September 30, 2012

At the end of the big heat

At the end of the big heat we harvested a basket full of wild fennel flowerheads, and these have been drying in my room ever since, giving off a scent of sweet curry. What you do then is rub them between your fingers and thumb to detach the tiny flowers with their load of fragrant pollen from the stalks, and it's the resulting powder that we're after — a flavoursome spice that weight for weight is (allegedly) more expensive than gold. It smells of curry but tastes a bit like aniseed, a bit like fennel itself. Delicious sprinkled into an omelette or onto roasted tomatoes or a fried egg.

In other veg-patch news: We have now harvested all the winter squash (butternut, buttercup and a huge crop of self-seeded jack-be-littles) and the remains of most of the summer veg. A few tomatoes are hanging on so if we get any sunshine they may ripen, otherwise I guess we'll make green tomato jam again. That seems to be highly trendy at the moment as we saw it at several market stalls over the summer, though I didn't like it very much. Weird flavour. I spent this morning picking the last of the green beans and then pulling up the rows and rows of green and borlotti beans in ever more frantic haste as the Rotovator Man got closer and closer. The veg patch is now nicely dug over so it's time to plant up for winter. In fact a bit late, as usual.

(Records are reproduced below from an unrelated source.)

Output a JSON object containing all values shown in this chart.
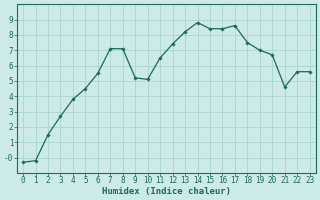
{
  "x": [
    0,
    1,
    2,
    3,
    4,
    5,
    6,
    7,
    8,
    9,
    10,
    11,
    12,
    13,
    14,
    15,
    16,
    17,
    18,
    19,
    20,
    21,
    22,
    23
  ],
  "y": [
    -0.3,
    -0.2,
    1.5,
    2.7,
    3.8,
    4.5,
    5.5,
    7.1,
    7.1,
    5.2,
    5.1,
    6.5,
    7.4,
    8.2,
    8.8,
    8.4,
    8.4,
    8.6,
    7.5,
    7.0,
    6.7,
    4.6,
    5.6,
    5.6
  ],
  "line_color": "#1a6b5a",
  "marker": "D",
  "marker_size": 1.8,
  "line_width": 0.9,
  "bg_color": "#cceae7",
  "grid_color": "#aad4d0",
  "xlabel": "Humidex (Indice chaleur)",
  "xlabel_fontsize": 6.5,
  "xlabel_fontweight": "bold",
  "tick_fontsize": 5.5,
  "ylim": [
    -1,
    10
  ],
  "xlim": [
    -0.5,
    23.5
  ],
  "yticks": [
    0,
    1,
    2,
    3,
    4,
    5,
    6,
    7,
    8,
    9
  ],
  "ytick_labels": [
    "-0",
    "1",
    "2",
    "3",
    "4",
    "5",
    "6",
    "7",
    "8",
    "9"
  ],
  "xticks": [
    0,
    1,
    2,
    3,
    4,
    5,
    6,
    7,
    8,
    9,
    10,
    11,
    12,
    13,
    14,
    15,
    16,
    17,
    18,
    19,
    20,
    21,
    22,
    23
  ]
}
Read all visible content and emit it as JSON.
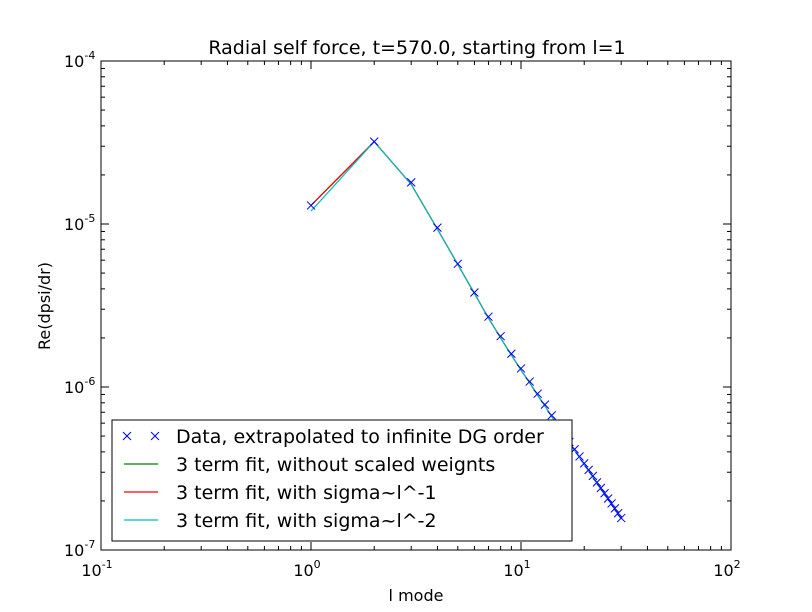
{
  "chart_data": {
    "type": "line",
    "title": "Radial self force, t=570.0, starting from l=1",
    "xlabel": "l mode",
    "ylabel": "Re(dpsi/dr)",
    "xscale": "log",
    "yscale": "log",
    "xlim": [
      0.1,
      100
    ],
    "ylim": [
      1e-07,
      0.0001
    ],
    "x_ticks": [
      {
        "base": "10",
        "exp": "-1",
        "value": 0.1
      },
      {
        "base": "10",
        "exp": "0",
        "value": 1
      },
      {
        "base": "10",
        "exp": "1",
        "value": 10
      },
      {
        "base": "10",
        "exp": "2",
        "value": 100
      }
    ],
    "y_ticks": [
      {
        "base": "10",
        "exp": "-7",
        "value": 1e-07
      },
      {
        "base": "10",
        "exp": "-6",
        "value": 1e-06
      },
      {
        "base": "10",
        "exp": "-5",
        "value": 1e-05
      },
      {
        "base": "10",
        "exp": "-4",
        "value": 0.0001
      }
    ],
    "grid": false,
    "legend_position": "lower-left",
    "series": [
      {
        "name": "Data, extrapolated to infinite DG order",
        "marker": "x",
        "color": "#0000ff",
        "x": [
          1,
          2,
          3,
          4,
          5,
          6,
          7,
          8,
          9,
          10,
          11,
          12,
          13,
          14,
          15,
          16,
          17,
          18,
          19,
          20,
          21,
          22,
          23,
          24,
          25,
          26,
          27,
          28,
          29,
          30
        ],
        "y": [
          1.3e-05,
          3.2e-05,
          1.8e-05,
          9.5e-06,
          5.7e-06,
          3.8e-06,
          2.7e-06,
          2.05e-06,
          1.6e-06,
          1.3e-06,
          1.08e-06,
          9.1e-07,
          7.8e-07,
          6.7e-07,
          5.9e-07,
          5.2e-07,
          4.6e-07,
          4.15e-07,
          3.75e-07,
          3.4e-07,
          3.1e-07,
          2.85e-07,
          2.6e-07,
          2.4e-07,
          2.23e-07,
          2.07e-07,
          1.93e-07,
          1.8e-07,
          1.68e-07,
          1.57e-07
        ]
      },
      {
        "name": "3 term fit, without scaled weignts",
        "marker": "line",
        "color": "#008000",
        "x": [
          1,
          2,
          3,
          4,
          5,
          6,
          7,
          8,
          9,
          10,
          11,
          12,
          13,
          14,
          15,
          16,
          17,
          18,
          19,
          20,
          21,
          22,
          23,
          24,
          25,
          26,
          27,
          28,
          29,
          30
        ],
        "y": [
          1.3e-05,
          3.2e-05,
          1.75e-05,
          9.3e-06,
          5.65e-06,
          3.75e-06,
          2.65e-06,
          2e-06,
          1.57e-06,
          1.27e-06,
          1.06e-06,
          8.9e-07,
          7.65e-07,
          6.6e-07,
          5.8e-07,
          5.1e-07,
          4.55e-07,
          4.1e-07,
          3.7e-07,
          3.35e-07,
          3.06e-07,
          2.8e-07,
          2.57e-07,
          2.37e-07,
          2.2e-07,
          2.04e-07,
          1.9e-07,
          1.77e-07,
          1.66e-07,
          1.55e-07
        ]
      },
      {
        "name": "3 term fit, with sigma~l^-1",
        "marker": "line",
        "color": "#ff0000",
        "x": [
          1,
          2,
          3,
          4,
          5,
          6,
          7,
          8,
          9,
          10,
          11,
          12,
          13,
          14,
          15,
          16,
          17,
          18,
          19,
          20,
          21,
          22,
          23,
          24,
          25,
          26,
          27,
          28,
          29,
          30
        ],
        "y": [
          1.3e-05,
          3.2e-05,
          1.75e-05,
          9.3e-06,
          5.65e-06,
          3.75e-06,
          2.65e-06,
          2e-06,
          1.57e-06,
          1.27e-06,
          1.06e-06,
          8.9e-07,
          7.65e-07,
          6.6e-07,
          5.8e-07,
          5.1e-07,
          4.55e-07,
          4.1e-07,
          3.7e-07,
          3.35e-07,
          3.06e-07,
          2.8e-07,
          2.57e-07,
          2.37e-07,
          2.2e-07,
          2.04e-07,
          1.9e-07,
          1.77e-07,
          1.66e-07,
          1.55e-07
        ]
      },
      {
        "name": "3 term fit, with sigma~l^-2",
        "marker": "line",
        "color": "#00bfbf",
        "x": [
          1,
          2,
          3,
          4,
          5,
          6,
          7,
          8,
          9,
          10,
          11,
          12,
          13,
          14,
          15,
          16,
          17,
          18,
          19,
          20,
          21,
          22,
          23,
          24,
          25,
          26,
          27,
          28,
          29,
          30
        ],
        "y": [
          1.2e-05,
          3.2e-05,
          1.75e-05,
          9.3e-06,
          5.65e-06,
          3.75e-06,
          2.65e-06,
          2e-06,
          1.57e-06,
          1.27e-06,
          1.06e-06,
          8.9e-07,
          7.65e-07,
          6.6e-07,
          5.8e-07,
          5.1e-07,
          4.55e-07,
          4.1e-07,
          3.7e-07,
          3.35e-07,
          3.06e-07,
          2.8e-07,
          2.57e-07,
          2.37e-07,
          2.2e-07,
          2.04e-07,
          1.9e-07,
          1.77e-07,
          1.66e-07,
          1.55e-07
        ]
      }
    ]
  }
}
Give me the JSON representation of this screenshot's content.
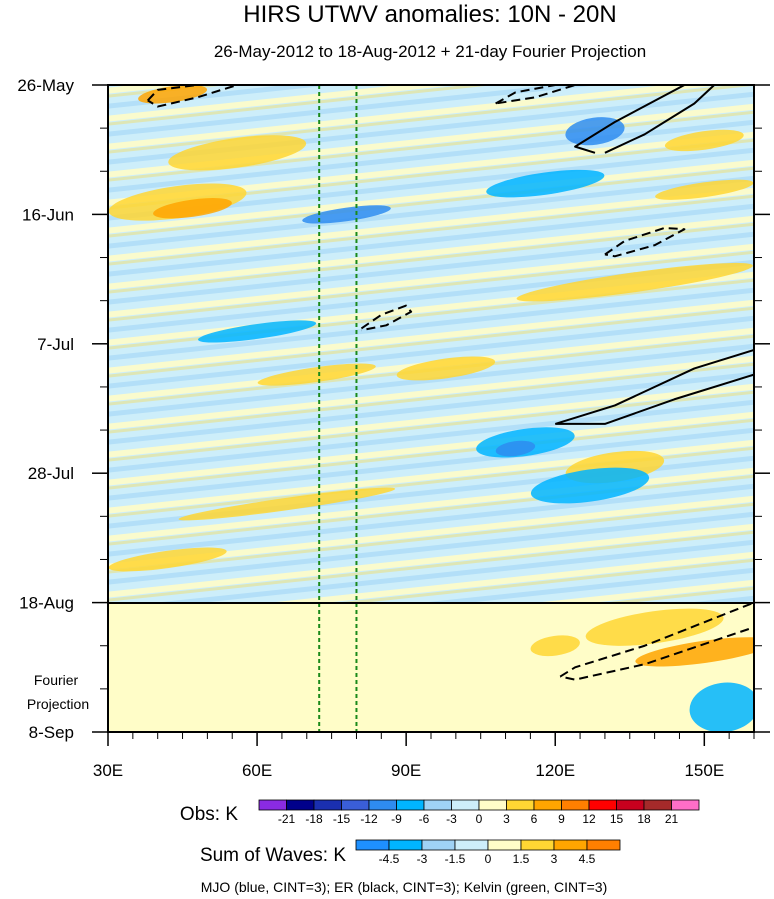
{
  "chart_data": {
    "type": "heatmap",
    "title": "HIRS UTWV anomalies: 10N - 20N",
    "subtitle": "26-May-2012 to 18-Aug-2012 + 21-day Fourier Projection",
    "xlabel": "",
    "ylabel": "",
    "x_ticks": [
      "30E",
      "60E",
      "90E",
      "120E",
      "150E"
    ],
    "x_tick_values": [
      30,
      60,
      90,
      120,
      150
    ],
    "xlim": [
      30,
      160
    ],
    "y_ticks": [
      "26-May",
      "16-Jun",
      "7-Jul",
      "28-Jul",
      "18-Aug",
      "8-Sep"
    ],
    "y_tick_days": [
      0,
      21,
      42,
      63,
      84,
      105
    ],
    "ylim_days": [
      0,
      105
    ],
    "projection_start_day": 84,
    "projection_label": "Fourier Projection",
    "projection_label_lines": [
      "Fourier",
      "Projection"
    ],
    "kelvin_lines_lon": [
      72.5,
      80
    ],
    "obs_colorbar": {
      "label": "Obs: K",
      "levels": [
        "-21",
        "-18",
        "-15",
        "-12",
        "-9",
        "-6",
        "-3",
        "0",
        "3",
        "6",
        "9",
        "12",
        "15",
        "18",
        "21"
      ],
      "colors": [
        "#8a2be2",
        "#00008b",
        "#1a2fb0",
        "#3a5ed8",
        "#2e8cf0",
        "#00b4ff",
        "#9fd2f5",
        "#cdeefa",
        "#fffdc8",
        "#ffd633",
        "#ffa500",
        "#ff7f00",
        "#ff0000",
        "#c8001e",
        "#a52a2a",
        "#ff6ec7"
      ]
    },
    "waves_colorbar": {
      "label": "Sum of Waves: K",
      "levels": [
        "-4.5",
        "-3",
        "-1.5",
        "0",
        "1.5",
        "3",
        "4.5"
      ],
      "colors": [
        "#1e90ff",
        "#00b4ff",
        "#9fd2f5",
        "#cdeefa",
        "#fffdc8",
        "#ffd633",
        "#ffa500",
        "#ff7f00"
      ]
    },
    "footer": "MJO (blue, CINT=3); ER (black, CINT=3); Kelvin (green, CINT=3)",
    "anomaly_blobs": [
      {
        "lon": 43,
        "day": 1.5,
        "rlon": 7,
        "rday": 1.3,
        "level": "warm2"
      },
      {
        "lon": 56,
        "day": 11,
        "rlon": 14,
        "rday": 2.4,
        "level": "warm1"
      },
      {
        "lon": 44,
        "day": 19,
        "rlon": 14,
        "rday": 2.6,
        "level": "warm1"
      },
      {
        "lon": 47,
        "day": 20,
        "rlon": 8,
        "rday": 1.4,
        "level": "warm2"
      },
      {
        "lon": 128,
        "day": 7.5,
        "rlon": 6,
        "rday": 2.2,
        "level": "cool2"
      },
      {
        "lon": 118,
        "day": 16,
        "rlon": 12,
        "rday": 1.8,
        "level": "cool1"
      },
      {
        "lon": 78,
        "day": 21,
        "rlon": 9,
        "rday": 1.1,
        "level": "cool2"
      },
      {
        "lon": 150,
        "day": 9,
        "rlon": 8,
        "rday": 1.5,
        "level": "warm1"
      },
      {
        "lon": 150,
        "day": 17,
        "rlon": 10,
        "rday": 1.2,
        "level": "warm1"
      },
      {
        "lon": 136,
        "day": 32,
        "rlon": 24,
        "rday": 1.6,
        "level": "warm1"
      },
      {
        "lon": 98,
        "day": 46,
        "rlon": 10,
        "rday": 1.6,
        "level": "warm1"
      },
      {
        "lon": 72,
        "day": 47,
        "rlon": 12,
        "rday": 1.2,
        "level": "warm1"
      },
      {
        "lon": 114,
        "day": 58,
        "rlon": 10,
        "rday": 2.2,
        "level": "cool1"
      },
      {
        "lon": 112,
        "day": 59,
        "rlon": 4,
        "rday": 1.2,
        "level": "cool2"
      },
      {
        "lon": 132,
        "day": 62,
        "rlon": 10,
        "rday": 2.4,
        "level": "warm1"
      },
      {
        "lon": 127,
        "day": 65,
        "rlon": 12,
        "rday": 2.6,
        "level": "cool1"
      },
      {
        "lon": 66,
        "day": 68,
        "rlon": 22,
        "rday": 1.0,
        "level": "warm1"
      },
      {
        "lon": 42,
        "day": 77,
        "rlon": 12,
        "rday": 1.4,
        "level": "warm1"
      },
      {
        "lon": 60,
        "day": 40,
        "rlon": 12,
        "rday": 1.2,
        "level": "cool1"
      },
      {
        "lon": 140,
        "day": 88,
        "rlon": 14,
        "rday": 2.6,
        "level": "warm1"
      },
      {
        "lon": 150,
        "day": 92,
        "rlon": 14,
        "rday": 1.8,
        "level": "warm2"
      },
      {
        "lon": 120,
        "day": 91,
        "rlon": 5,
        "rday": 1.6,
        "level": "warm1"
      },
      {
        "lon": 154,
        "day": 101,
        "rlon": 7,
        "rday": 4,
        "level": "cool1"
      }
    ],
    "er_contours": [
      {
        "style": "solid",
        "points": [
          [
            128,
            11
          ],
          [
            124,
            10
          ],
          [
            132,
            6
          ],
          [
            146,
            0
          ],
          [
            152,
            0
          ],
          [
            148,
            3
          ],
          [
            138,
            8
          ],
          [
            130,
            11
          ]
        ]
      },
      {
        "style": "solid",
        "points": [
          [
            120,
            55
          ],
          [
            132,
            52
          ],
          [
            148,
            46
          ],
          [
            160,
            43
          ],
          [
            160,
            47
          ],
          [
            144,
            51
          ],
          [
            130,
            55
          ],
          [
            120,
            55
          ]
        ]
      },
      {
        "style": "dashed",
        "points": [
          [
            38,
            2.5
          ],
          [
            40,
            0.8
          ],
          [
            48,
            0
          ],
          [
            56,
            0
          ],
          [
            48,
            2
          ],
          [
            40,
            3.5
          ],
          [
            38,
            2.5
          ]
        ]
      },
      {
        "style": "dashed",
        "points": [
          [
            108,
            3
          ],
          [
            112,
            1.2
          ],
          [
            120,
            0
          ],
          [
            124,
            0
          ],
          [
            116,
            2
          ],
          [
            108,
            3
          ]
        ]
      },
      {
        "style": "dashed",
        "points": [
          [
            130,
            27.5
          ],
          [
            134,
            25.3
          ],
          [
            142,
            23.2
          ],
          [
            146,
            23.4
          ],
          [
            140,
            26
          ],
          [
            132,
            27.8
          ],
          [
            130,
            27.5
          ]
        ]
      },
      {
        "style": "dashed",
        "points": [
          [
            81,
            39.5
          ],
          [
            85,
            37.3
          ],
          [
            90,
            35.8
          ],
          [
            91,
            36.8
          ],
          [
            86,
            39
          ],
          [
            81,
            39.8
          ]
        ]
      },
      {
        "style": "dashed",
        "points": [
          [
            121,
            96
          ],
          [
            124,
            94.5
          ],
          [
            138,
            91
          ],
          [
            160,
            84
          ],
          [
            160,
            88
          ],
          [
            138,
            94
          ],
          [
            124,
            96.5
          ],
          [
            121,
            96
          ]
        ]
      }
    ]
  }
}
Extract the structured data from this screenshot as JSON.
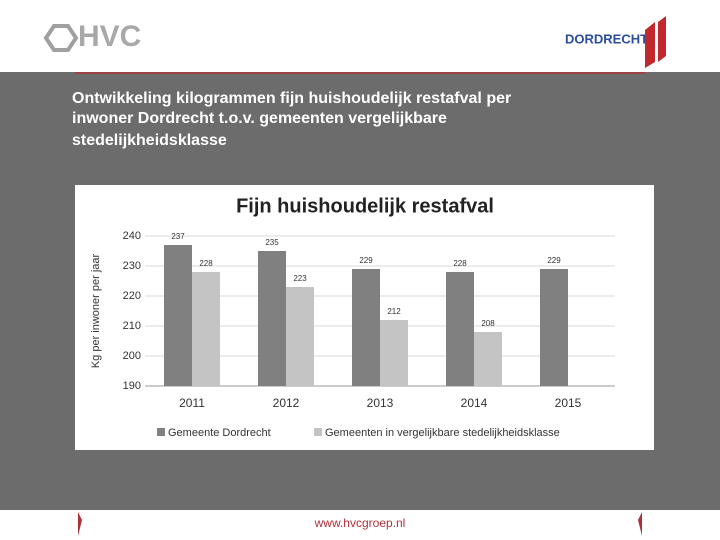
{
  "header": {
    "left_logo": "HVC",
    "right_logo": "DORDRECHT"
  },
  "slide_title": [
    "Ontwikkeling kilogrammen fijn huishoudelijk restafval per",
    "inwoner Dordrecht t.o.v. gemeenten vergelijkbare",
    "stedelijkheidsklasse"
  ],
  "footer": "www.hvcgroep.nl",
  "chart_data": {
    "type": "bar",
    "title": "Fijn huishoudelijk restafval",
    "y_label": "Kg per inwoner per jaar",
    "categories": [
      "2011",
      "2012",
      "2013",
      "2014",
      "2015"
    ],
    "series": [
      {
        "name": "Gemeente Dordrecht",
        "color": "#808080",
        "values": [
          237,
          235,
          229,
          228,
          229
        ]
      },
      {
        "name": "Gemeenten in vergelijkbare stedelijkheidsklasse",
        "color": "#c4c4c4",
        "values": [
          228,
          223,
          212,
          208,
          null
        ]
      }
    ],
    "ylim": [
      190,
      240
    ],
    "yticks": [
      190,
      200,
      210,
      220,
      230,
      240
    ],
    "grid": true,
    "legend": "bottom"
  }
}
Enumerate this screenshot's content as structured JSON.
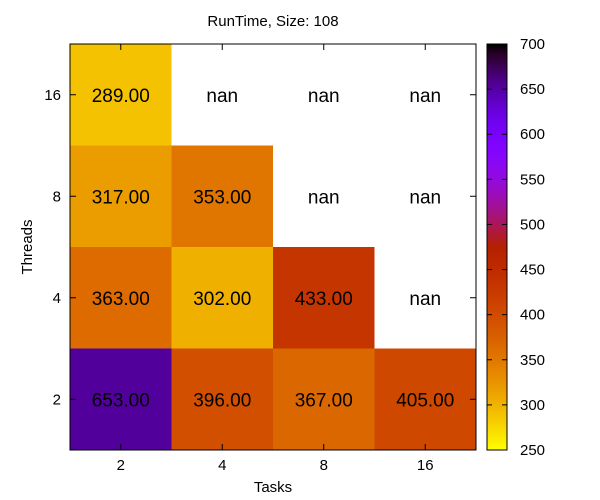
{
  "chart_data": {
    "type": "heatmap",
    "title": "RunTime, Size: 108",
    "xlabel": "Tasks",
    "ylabel": "Threads",
    "x_categories": [
      "2",
      "4",
      "8",
      "16"
    ],
    "y_categories": [
      "2",
      "4",
      "8",
      "16"
    ],
    "values": [
      [
        653,
        396,
        367,
        405
      ],
      [
        363,
        302,
        433,
        null
      ],
      [
        317,
        353,
        null,
        null
      ],
      [
        289,
        null,
        null,
        null
      ]
    ],
    "cell_labels": [
      [
        "653.00",
        "396.00",
        "367.00",
        "405.00"
      ],
      [
        "363.00",
        "302.00",
        "433.00",
        "nan"
      ],
      [
        "317.00",
        "353.00",
        "nan",
        "nan"
      ],
      [
        "289.00",
        "nan",
        "nan",
        "nan"
      ]
    ],
    "colorbar": {
      "min": 250,
      "max": 700,
      "ticks": [
        "250",
        "300",
        "350",
        "400",
        "450",
        "500",
        "550",
        "600",
        "650",
        "700"
      ],
      "colormap": "gnuplot-pm3d"
    },
    "grid": false
  }
}
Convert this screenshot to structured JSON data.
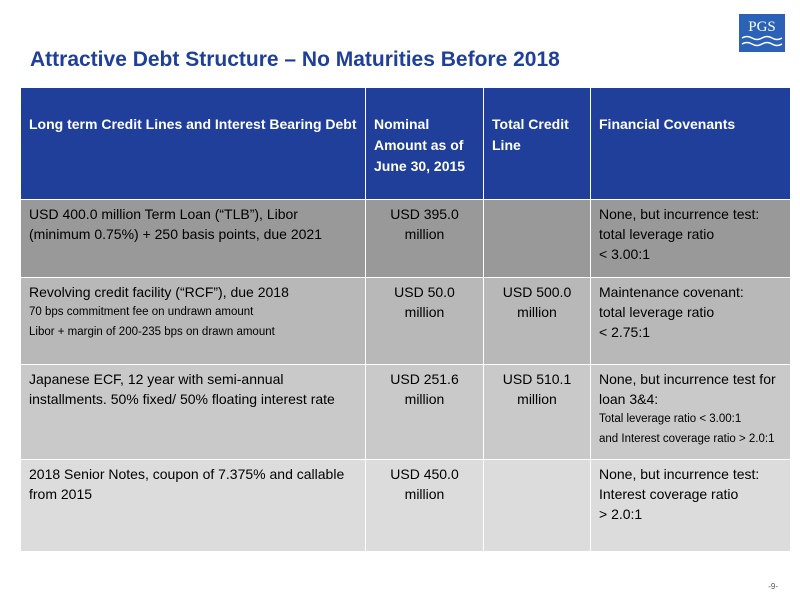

I noticed out on my ride afterwards a lot of mushrooms in the woods which I'm pretty sure are edible, but didn't pick any because, well, I was on a horse... Plus, "pretty sure" isn't quite "dead cert". A few years ago I went on a mushroom course, which is technically a requirement now if you want to gather wild mushrooms — you have to attend a course in mushroom recognition and then apply for a patentino (licence). It's not a bad idea in that its aim is to avoid fatalities; but naturally I remember virtually nothing of what I learnt,  mainly  that most of the real nasties look practically identical to innocuous or edible ones, which is enough to put you off mushroom hunting for ever.


September 8, 2012

I solved the mystery

I solved the mystery of where the rogue hen was holing up overnight by wriggling on my stomach underneath Mario's trailer in the haybarn and squinting between the big round bales. We'd found several eggs in the vicinity so I figured she must be in there somewhere. Sure enough, I could just make out a chicken-shape at the end of a narrow dark tunnel between two bales, too far away for me to reach. But not exactly fox-proof. Plus — all those eggs? Waste of time being broody, chicken, with no cockerel around.

Well I just left her there, but later John chased her out with a broom handle, and later still Alessio managed to retrieve the eggs by pulling them out one by one using an ingenious tool he made by banging two nails into the end of a long stick. Completely ridiculous idea, we scoffed, but he got them all out and only broke two. And the chicken  had been sitting on a stash of 18 eggs!

Most of them were off, but we had an omelette for supper. The chicken seems untraumatized and doesn't show any signs of trying to re-make her nest. At least not in the bales. We're still getting only one or two eggs a day from three hens, so who knows whether one of them is making a hoard somewhere else?